Dieter Dellinger: Os novos mísseis balísticos chineses







O vitalício chinês Xi Jinping mandou disparar os seus dois maiores "vírus" ao tomar conhecimento que as democracias ocidentais e caucasianas tinham a vacina contra o vírus e os 27 países aliados da União teriam encomendado cerca de 900 milhões de doses para vacinar os seus 450 milhões de habitantes.



Num ataque demência profunda típica de certos políticos, principalmente orientais, Xi ficou furioso e pretendeu passar a mensagem ao Ocidente democrática de que não devemos pensar que com a vacina e os nossos Serviço de Saúde já ganhámos a guerra à China e mandou disparar os gigantescos mísseis balísticos Dong F-41 capazes de alcançarem um alvo a 15 mil km de distância, transportando 6 a 10 ogivas nucleares de 1 megatonelada que corresponde cada uma ao poder de um milhão de toneladas do explosivo militar trinitrotolueno não nuclear. Assim, 10 mísseis chineses DF-41 poderiam pulverizar grande parte da Europa com o poder de 60 milhões de toneladas de explosivos, arrasando assim todas as cidades e zonas industriais e deixando uma tal quantidade de radioatividade que ainda mataria pessoas passados 500 anos. Acontece isto quando as grandes potências, salvo agora a China, tinham deixado de se preocupar com novas estratégias geopolíticas de meios bélicos. Mas o Ocidente europeu, americano e as democracias da Oceânia e Oriente como Japão, Coreia do Sul, Austrália e Nova Zelândia estavam há muito empenhadas em encontrar vacinas contra os virões chineses e russos sob a forma de armas antimísseis comandadas por satélites de vigilância que observam o mais pequeno pormenor do que se passa à superfície do nosso planeta que merece tudo menos uma guerra nuclear.



Todos juntos, europeus e americanos somos capazes de fabricar os antídotos necessários aos novos monstros da China. E os Dong não são únicos, pois os chineses dizem que estão a fabricar mísseis hipersónicos de cruzeiro que podem atingir velocidades de 5 mil Km/h. Alemanha e a França assinaram um tratado de cooperação militar que visa em primeiro lugar o desenvolvimento de armas de defesa e não de agressão como seriam os antimísseis.

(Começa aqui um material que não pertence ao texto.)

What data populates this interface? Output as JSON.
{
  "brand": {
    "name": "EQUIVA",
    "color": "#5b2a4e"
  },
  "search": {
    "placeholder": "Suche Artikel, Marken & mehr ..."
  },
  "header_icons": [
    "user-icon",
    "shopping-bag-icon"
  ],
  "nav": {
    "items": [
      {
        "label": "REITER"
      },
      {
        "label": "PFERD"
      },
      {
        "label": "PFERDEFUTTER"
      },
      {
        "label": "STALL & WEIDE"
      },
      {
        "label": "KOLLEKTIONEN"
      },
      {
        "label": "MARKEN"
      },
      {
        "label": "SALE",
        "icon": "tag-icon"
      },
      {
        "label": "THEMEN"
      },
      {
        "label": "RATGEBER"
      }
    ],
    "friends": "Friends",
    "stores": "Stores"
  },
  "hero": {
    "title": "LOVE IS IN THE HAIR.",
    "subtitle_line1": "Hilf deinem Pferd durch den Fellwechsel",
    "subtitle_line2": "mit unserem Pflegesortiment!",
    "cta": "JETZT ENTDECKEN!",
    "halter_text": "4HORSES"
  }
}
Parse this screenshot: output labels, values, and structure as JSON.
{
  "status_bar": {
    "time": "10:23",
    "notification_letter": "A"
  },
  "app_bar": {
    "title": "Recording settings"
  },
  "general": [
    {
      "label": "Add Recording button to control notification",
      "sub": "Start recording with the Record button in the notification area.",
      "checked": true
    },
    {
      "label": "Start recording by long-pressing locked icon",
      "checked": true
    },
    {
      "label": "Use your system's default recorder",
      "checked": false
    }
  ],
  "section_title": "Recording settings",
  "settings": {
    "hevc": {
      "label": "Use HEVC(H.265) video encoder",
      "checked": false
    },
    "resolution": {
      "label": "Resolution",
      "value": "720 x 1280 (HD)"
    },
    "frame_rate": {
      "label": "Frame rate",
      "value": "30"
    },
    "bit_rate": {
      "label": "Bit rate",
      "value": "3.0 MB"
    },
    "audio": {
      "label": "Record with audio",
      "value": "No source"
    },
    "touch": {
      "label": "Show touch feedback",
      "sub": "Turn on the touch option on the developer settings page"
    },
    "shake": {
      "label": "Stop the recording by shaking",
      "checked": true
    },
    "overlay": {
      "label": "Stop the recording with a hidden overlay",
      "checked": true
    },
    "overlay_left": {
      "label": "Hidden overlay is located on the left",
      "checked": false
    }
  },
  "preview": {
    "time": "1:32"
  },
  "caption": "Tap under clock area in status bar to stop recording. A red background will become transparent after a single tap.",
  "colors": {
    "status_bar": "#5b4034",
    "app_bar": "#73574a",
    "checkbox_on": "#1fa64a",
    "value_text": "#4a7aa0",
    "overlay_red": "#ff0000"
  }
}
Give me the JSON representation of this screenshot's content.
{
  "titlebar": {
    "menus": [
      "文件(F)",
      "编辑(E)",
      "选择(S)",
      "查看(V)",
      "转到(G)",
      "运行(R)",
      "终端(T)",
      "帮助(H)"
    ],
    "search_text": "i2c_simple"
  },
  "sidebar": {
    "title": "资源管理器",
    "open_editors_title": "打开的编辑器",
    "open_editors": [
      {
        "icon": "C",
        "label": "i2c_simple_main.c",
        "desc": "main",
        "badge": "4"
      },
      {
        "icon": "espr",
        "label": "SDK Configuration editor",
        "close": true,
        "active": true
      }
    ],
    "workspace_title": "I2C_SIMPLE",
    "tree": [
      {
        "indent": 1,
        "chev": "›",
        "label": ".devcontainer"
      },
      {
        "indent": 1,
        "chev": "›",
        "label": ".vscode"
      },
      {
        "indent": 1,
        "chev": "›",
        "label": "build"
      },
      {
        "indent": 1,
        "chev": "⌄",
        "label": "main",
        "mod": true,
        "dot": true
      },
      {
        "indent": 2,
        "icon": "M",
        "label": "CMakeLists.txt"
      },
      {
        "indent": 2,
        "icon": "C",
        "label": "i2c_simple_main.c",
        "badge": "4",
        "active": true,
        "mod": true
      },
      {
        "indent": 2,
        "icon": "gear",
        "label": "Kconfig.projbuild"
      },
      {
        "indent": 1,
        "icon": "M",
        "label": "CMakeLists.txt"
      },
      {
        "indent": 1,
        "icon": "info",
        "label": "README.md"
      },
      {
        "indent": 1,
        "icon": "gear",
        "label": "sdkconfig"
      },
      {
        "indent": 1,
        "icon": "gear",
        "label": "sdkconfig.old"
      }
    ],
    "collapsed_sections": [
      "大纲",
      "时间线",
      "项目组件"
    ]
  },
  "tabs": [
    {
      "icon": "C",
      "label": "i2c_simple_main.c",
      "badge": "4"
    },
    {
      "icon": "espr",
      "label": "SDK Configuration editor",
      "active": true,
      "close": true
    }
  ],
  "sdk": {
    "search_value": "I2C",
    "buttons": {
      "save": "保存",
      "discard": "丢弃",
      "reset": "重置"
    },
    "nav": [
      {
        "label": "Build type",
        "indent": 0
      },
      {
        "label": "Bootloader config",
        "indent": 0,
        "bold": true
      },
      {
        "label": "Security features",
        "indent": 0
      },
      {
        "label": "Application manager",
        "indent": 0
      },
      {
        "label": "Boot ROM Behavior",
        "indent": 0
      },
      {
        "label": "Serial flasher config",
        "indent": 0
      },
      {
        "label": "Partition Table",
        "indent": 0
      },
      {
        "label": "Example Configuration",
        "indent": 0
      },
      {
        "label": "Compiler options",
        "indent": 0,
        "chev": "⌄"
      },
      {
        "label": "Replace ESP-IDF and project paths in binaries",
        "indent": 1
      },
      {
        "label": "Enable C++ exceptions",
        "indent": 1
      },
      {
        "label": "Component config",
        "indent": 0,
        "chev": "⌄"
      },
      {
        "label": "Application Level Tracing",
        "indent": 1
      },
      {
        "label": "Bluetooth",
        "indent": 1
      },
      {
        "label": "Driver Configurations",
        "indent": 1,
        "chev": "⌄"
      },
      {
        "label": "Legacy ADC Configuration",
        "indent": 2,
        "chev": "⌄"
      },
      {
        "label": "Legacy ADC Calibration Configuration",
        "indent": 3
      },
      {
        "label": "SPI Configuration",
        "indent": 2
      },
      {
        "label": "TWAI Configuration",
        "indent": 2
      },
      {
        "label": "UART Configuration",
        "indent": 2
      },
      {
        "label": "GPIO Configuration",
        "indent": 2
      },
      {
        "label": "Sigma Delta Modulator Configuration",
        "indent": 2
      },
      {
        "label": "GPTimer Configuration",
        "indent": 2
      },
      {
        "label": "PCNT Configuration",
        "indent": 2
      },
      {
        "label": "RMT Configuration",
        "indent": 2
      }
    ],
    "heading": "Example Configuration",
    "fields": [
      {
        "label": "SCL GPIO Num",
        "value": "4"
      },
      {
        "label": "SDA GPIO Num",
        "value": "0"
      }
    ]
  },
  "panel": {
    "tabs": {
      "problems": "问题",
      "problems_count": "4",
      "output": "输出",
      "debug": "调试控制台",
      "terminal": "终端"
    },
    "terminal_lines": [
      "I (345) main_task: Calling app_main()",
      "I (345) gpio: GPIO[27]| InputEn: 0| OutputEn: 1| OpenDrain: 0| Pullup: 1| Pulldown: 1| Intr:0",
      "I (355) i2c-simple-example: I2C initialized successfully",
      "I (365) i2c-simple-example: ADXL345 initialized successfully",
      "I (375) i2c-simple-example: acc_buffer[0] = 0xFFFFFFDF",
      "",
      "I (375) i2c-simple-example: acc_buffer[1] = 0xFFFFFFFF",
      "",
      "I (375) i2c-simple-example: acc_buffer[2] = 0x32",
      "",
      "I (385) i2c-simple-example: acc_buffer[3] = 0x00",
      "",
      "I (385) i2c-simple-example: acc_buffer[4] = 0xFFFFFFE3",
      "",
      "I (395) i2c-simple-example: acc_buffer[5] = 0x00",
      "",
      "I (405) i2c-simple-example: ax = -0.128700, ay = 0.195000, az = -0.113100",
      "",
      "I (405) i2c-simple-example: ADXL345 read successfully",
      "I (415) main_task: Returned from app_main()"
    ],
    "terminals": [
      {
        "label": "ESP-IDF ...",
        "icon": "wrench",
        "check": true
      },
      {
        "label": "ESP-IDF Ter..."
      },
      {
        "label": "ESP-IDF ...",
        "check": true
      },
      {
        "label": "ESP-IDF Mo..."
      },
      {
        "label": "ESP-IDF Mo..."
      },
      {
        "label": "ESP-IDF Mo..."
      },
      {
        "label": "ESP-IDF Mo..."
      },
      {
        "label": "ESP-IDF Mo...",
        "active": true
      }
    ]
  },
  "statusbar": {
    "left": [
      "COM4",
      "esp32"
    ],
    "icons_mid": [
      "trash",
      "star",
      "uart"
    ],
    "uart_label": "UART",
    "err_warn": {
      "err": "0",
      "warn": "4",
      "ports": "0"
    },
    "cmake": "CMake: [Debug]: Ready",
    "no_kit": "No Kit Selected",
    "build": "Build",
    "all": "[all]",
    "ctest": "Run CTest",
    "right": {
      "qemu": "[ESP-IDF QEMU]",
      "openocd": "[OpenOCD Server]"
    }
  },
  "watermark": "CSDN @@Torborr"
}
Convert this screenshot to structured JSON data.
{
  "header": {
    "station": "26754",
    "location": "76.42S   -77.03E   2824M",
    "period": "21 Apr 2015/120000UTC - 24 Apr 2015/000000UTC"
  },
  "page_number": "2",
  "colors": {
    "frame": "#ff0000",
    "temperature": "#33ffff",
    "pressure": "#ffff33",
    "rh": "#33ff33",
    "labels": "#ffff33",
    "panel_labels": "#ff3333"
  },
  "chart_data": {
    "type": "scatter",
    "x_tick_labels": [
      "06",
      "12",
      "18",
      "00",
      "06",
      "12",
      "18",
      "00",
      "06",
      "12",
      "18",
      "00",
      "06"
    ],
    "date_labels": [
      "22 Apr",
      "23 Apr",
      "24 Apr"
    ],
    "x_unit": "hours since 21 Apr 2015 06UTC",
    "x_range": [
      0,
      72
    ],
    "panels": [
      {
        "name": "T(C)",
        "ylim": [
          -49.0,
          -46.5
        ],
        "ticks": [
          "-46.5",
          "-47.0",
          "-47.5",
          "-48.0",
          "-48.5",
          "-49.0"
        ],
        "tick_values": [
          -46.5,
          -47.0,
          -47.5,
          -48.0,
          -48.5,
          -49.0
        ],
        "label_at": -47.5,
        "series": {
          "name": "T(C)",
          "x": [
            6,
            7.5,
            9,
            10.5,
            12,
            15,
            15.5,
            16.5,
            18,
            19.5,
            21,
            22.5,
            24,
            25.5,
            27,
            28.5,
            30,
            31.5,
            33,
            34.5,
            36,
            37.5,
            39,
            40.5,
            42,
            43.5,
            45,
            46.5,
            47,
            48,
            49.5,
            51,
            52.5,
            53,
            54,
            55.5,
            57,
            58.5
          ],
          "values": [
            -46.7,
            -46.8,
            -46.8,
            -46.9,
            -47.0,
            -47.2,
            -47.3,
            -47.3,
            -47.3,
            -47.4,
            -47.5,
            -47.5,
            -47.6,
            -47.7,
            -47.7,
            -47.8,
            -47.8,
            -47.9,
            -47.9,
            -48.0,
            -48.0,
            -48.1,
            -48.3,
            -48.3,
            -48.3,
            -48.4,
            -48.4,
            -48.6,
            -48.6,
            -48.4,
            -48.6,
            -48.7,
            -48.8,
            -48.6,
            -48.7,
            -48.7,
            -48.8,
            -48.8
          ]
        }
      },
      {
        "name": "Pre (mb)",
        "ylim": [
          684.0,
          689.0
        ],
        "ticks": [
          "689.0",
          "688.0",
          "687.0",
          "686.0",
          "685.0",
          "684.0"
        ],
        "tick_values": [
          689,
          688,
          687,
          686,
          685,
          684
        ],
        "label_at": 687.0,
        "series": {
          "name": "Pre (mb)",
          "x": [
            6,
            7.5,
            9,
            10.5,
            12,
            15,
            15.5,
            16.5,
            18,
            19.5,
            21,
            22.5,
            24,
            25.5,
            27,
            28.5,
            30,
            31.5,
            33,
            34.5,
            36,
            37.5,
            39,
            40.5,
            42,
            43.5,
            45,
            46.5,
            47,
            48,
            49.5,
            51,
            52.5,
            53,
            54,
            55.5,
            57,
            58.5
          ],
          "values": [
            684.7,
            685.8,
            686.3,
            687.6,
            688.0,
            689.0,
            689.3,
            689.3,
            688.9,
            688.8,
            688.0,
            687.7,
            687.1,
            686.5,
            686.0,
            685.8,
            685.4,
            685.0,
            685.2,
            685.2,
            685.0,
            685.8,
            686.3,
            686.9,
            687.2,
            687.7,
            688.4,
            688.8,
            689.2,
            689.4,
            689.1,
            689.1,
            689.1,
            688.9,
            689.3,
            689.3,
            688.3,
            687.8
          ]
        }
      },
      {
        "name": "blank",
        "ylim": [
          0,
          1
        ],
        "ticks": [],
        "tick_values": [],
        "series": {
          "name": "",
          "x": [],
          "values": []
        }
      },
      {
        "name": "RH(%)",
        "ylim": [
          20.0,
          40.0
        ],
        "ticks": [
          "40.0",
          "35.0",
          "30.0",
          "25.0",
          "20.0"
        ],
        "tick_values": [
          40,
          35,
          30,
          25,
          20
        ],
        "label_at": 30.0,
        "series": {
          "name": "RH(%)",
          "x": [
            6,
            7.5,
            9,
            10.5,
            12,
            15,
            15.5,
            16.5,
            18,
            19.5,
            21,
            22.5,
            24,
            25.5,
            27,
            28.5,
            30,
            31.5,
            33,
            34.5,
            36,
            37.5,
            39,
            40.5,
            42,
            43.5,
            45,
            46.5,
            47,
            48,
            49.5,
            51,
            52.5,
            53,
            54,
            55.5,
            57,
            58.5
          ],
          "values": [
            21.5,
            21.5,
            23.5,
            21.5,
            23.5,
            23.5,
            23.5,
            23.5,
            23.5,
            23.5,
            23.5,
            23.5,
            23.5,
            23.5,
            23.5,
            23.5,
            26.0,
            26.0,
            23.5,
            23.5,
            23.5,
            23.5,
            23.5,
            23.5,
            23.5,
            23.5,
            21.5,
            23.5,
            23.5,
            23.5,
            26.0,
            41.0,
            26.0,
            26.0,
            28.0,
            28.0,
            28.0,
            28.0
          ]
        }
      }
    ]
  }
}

As democracias ocidentais não têm mísseis balísticos com base em terra, preferindo os que podem ser lançados a partir de submarinos e, como tal, são de dimensões muito menores e o submarino é mais furtivo. Um almirante chinês disse que os seus mísseis podem destruir todos os porta aviões americanos. Claro que podem se os chineses pensarem como os japoneses quando do ataque a Pearl Harbour em que destruíram velhos couraçados e nenhum porta aviões  por os três que os americanos então tinham estarem bem longe da base e afastados uns dos outros. A enorme esquadra japonesa com mais de 300 aviões não chegou a ver uma só das unidades decisivas para a guerra que declararam a um país sem serviço militar nem uma marinha forte e sem uma verdadeira Força Aérea. Mesmo assim, aquele primeiro ataque selou a derrota dos japoneses.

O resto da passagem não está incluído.